2.2. Determination of Aperture Localization
Cellular mechanisms and the position of cellular components involved in aperture formation in the microspores were explored early in the 20th century by Wodehouse
[44] followed by Blackmore and Crane
[45] and Ressayre et al.
[46]. They suggested that the spatial information determining aperture localization within the tetrad is provided by the last contact points persisting at the end of cytokinesis between the cytoplasms of the future microspores. Ressayre et al.
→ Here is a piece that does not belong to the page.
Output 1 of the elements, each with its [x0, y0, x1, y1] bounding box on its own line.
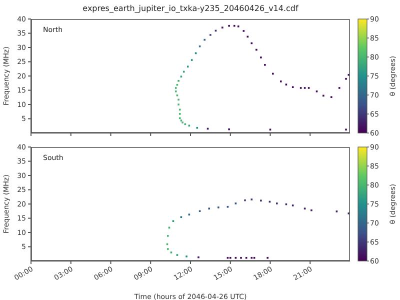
- chart-title: expres_earth_jupiter_io_txka-y235_20460426_v14.cdf: [82, 4, 300, 13]
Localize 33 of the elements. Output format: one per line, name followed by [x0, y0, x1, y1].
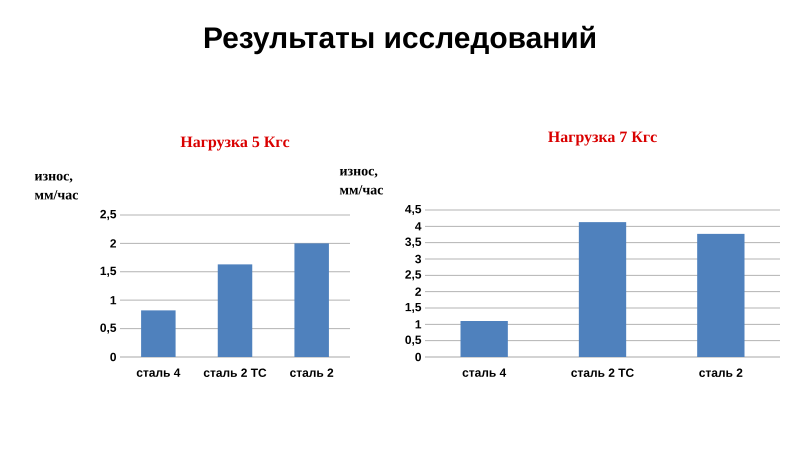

[47] proposed a model that predicts these last contact point positions between microspores. This model is based on the interaction among three meiotic characters: the type of cytokinesis, the tetrad form (which results from the respective orientation of the second meiotic axes), and the way in which callose cleavage walls are formed among the microspores. Cytokinesis type (successive/simultaneous) and tetrad form (tetragonal/rhomboidal/tetrahedral) determines the number and the spatial arrangement of cleavage walls among nuclei. The mode of cleavage wall formation (centrifugal/centripetal callose progression within a cleavage plan), associated with the number and spatial distribution of cleavage walls, and with the timing of cleavage walls formation, determines the areas where the callose is deposited last within the tetrad. These areas are the last contact points among the four microspores. Ressayre et al.
[47] furthermore proposed two different ways in which aperture position may be determined. In the first one, the apertures are found at these last contact points among microspores, as suggested by Wodehouse
[44] (grouped apertures), while in the second one, the apertures are centered on the distal poles of the microspores and oriented toward these last points (polar apertures)
[47]. This model accounts for the localization of apertures only when aperture number is comprised between one and four. The last contact points among microspores are potentially determined by microtubule distribution, which directs the transport of cellular components to the places where apertures should be formed
[48].
The developmental model determining aperture localization
[47] has been tested by examining the role on aperture pattern of cytokinesis, tetrad form, and callose cleavage wall formation in a large array of species with various aperture patterns.